Das Impftempo zieht unterdessen langsam wieder an. So wurden nach Angaben der Bundesregierung am Montag 359.604 Personen geimpft. Darunter waren 51.509 Erst- und 31.464 Zweitimpfungen sowie 276.631 Auffrischungen. Vollständig geimpft sind nach Daten des RKI 68 Prozent der Bevölkerung.
Ab Dienstag wollen die EU-Staaten diskutieren, ob der Nachweis einer Booster-Impfung Voraussetzung für freies Reisen innerhalb der EU sein sollte. Die EU-Kommission wird dazu Vorschläge vorlegen. In die deutsche Corona-Warn-App oder die CovPass-App, deren elektronische Impfnachweise für grenzüberschreitendes Reisen genutzt werden, kann die Booster-Impfung bereits eingelesen werden.
INZIDENZ IN SACHSEN BEI 969,4
Das Robert-Koch-Institut (RKI) meldete am Dienstag eine Sieben-Tage-Inzidenz von 399,8 nach 386,5 am Montag. Der Wert gibt an, in wie vielen Fällen je 100.000 Einwohner Menschen in den vergangenen sieben Tagen positiv auf das Coronavirus getestet wurden.
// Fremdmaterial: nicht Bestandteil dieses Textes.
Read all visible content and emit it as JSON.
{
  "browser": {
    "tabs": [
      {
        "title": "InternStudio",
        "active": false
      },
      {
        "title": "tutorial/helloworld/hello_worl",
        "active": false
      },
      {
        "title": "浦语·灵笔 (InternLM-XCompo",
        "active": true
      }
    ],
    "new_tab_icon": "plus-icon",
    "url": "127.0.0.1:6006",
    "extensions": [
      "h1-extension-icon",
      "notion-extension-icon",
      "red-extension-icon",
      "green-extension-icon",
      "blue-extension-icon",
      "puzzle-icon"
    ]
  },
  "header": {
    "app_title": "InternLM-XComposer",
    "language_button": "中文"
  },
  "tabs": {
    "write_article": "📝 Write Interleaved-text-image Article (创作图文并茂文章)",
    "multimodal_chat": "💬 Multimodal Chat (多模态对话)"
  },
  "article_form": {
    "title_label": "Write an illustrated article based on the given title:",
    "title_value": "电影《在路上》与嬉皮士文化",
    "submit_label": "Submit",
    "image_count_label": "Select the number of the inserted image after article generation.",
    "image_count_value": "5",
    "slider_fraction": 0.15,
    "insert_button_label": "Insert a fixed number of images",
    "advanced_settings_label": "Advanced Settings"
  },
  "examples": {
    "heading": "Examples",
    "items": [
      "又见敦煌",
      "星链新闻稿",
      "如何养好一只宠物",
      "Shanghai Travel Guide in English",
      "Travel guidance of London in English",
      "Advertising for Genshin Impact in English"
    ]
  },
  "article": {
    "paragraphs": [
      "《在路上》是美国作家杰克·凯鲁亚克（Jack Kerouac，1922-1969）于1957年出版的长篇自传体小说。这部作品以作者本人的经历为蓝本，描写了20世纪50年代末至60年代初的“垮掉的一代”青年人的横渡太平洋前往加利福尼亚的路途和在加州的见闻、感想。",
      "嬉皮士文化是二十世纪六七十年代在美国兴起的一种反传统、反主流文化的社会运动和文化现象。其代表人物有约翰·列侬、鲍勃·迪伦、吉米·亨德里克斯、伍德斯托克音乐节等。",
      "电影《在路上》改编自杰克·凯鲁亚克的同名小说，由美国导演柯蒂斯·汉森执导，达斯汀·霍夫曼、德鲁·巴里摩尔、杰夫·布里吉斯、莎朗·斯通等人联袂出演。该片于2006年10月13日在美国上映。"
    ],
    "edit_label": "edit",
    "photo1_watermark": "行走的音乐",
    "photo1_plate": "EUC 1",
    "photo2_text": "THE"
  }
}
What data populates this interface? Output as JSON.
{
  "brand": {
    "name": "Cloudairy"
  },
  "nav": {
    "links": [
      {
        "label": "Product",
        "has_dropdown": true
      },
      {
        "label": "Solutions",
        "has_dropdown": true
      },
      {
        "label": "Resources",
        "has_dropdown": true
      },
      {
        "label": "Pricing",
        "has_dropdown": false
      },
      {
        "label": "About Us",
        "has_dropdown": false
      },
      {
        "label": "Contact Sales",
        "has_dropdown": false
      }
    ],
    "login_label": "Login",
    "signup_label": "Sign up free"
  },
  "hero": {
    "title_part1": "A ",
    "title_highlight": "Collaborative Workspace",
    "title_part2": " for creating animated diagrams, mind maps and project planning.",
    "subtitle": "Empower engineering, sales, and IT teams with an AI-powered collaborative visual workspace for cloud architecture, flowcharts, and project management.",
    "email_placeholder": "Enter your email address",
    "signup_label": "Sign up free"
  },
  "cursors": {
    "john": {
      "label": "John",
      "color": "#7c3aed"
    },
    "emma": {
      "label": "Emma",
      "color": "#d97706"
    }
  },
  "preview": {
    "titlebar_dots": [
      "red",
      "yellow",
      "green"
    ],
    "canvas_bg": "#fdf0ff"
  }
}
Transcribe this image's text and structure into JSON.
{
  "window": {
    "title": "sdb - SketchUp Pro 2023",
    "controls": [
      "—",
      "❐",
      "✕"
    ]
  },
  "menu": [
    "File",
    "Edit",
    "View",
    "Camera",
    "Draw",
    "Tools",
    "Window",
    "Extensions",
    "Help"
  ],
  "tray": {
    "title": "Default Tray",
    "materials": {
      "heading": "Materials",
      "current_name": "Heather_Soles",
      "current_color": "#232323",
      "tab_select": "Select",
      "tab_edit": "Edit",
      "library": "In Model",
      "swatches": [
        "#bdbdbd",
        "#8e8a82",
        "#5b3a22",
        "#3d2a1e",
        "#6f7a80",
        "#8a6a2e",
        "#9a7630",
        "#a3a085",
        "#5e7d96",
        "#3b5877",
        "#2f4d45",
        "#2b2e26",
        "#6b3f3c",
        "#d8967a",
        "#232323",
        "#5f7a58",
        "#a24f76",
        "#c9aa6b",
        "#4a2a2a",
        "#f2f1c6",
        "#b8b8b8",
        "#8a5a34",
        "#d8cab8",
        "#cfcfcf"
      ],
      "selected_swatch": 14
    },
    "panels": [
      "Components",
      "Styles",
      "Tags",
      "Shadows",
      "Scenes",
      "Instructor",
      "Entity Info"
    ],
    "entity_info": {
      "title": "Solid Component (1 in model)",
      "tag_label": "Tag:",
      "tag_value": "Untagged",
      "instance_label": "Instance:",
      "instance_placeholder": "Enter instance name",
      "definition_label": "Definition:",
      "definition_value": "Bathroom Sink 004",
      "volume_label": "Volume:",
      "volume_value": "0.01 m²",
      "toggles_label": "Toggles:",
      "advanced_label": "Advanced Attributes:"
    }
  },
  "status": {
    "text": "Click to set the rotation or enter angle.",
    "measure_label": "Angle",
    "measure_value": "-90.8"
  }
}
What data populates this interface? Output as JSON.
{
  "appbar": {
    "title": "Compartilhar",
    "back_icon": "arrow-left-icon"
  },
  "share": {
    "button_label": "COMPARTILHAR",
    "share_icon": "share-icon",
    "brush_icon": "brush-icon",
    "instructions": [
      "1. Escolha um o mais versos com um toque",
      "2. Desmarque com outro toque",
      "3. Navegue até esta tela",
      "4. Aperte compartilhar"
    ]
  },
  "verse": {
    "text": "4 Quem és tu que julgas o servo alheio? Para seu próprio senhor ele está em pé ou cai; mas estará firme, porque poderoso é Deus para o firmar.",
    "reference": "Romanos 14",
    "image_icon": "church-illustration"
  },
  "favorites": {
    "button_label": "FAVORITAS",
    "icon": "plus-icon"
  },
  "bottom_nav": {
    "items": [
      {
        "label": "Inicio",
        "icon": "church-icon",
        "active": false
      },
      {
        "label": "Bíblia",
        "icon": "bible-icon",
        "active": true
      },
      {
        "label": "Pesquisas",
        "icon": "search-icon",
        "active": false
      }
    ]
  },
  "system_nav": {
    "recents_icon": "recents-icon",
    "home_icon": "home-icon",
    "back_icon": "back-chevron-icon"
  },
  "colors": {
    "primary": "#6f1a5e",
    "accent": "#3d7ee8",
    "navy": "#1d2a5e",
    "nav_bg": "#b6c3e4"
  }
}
Das RKI registrierte zudem 45.326 neue Corona-Fälle binnen 24 Stunden, 13.278 mehr als am letzten Dienstag. 309 weitere Menschen starben, die positiv getestet wurden. Damit erhöht sich deren Zahl auf 99.433. Insgesamt fielen hierzulande bislang mehr als 5,43 Millionen Corona-Tests positiv aus.
Drastische Anstiege der Infektionen gibt es weiter vor allem im Südosten. In Sachsen kletterte die Inzidenz auf 969,4. In Thüringen beträgt sie 685,3, in Bayern 644,9, in Brandenburg 600,1 und in Sachsen-Anhalt 591,7. In allen fünf Ländern ist die Impfquote unterdurchschnittlich. Die niedrigste Inzidenz hat Schleswig-Holstein mit 144,5. Die Zahl der Corona-Intensivpatienten gab die Vereinigung der Intensiv-Mediziner (Divi) mit 3964 an, Tendenz stetig steigend.
Angesichts der ebenfalls wieder steigenden Testungen warnte der Interessenverband der akkreditierten medizinischen Labore (ALM), dass diese an ihre Grenzen stoßen. Die bundesweite Auslastung der Facharztlabore bei PCR-Tests sei im Vergleich zur Vorwoche von 75 auf 86 Prozent gestiegen. Die Zahl der positiven PCR-Tests habe um 31 Prozent auf 348.992 zugelegt.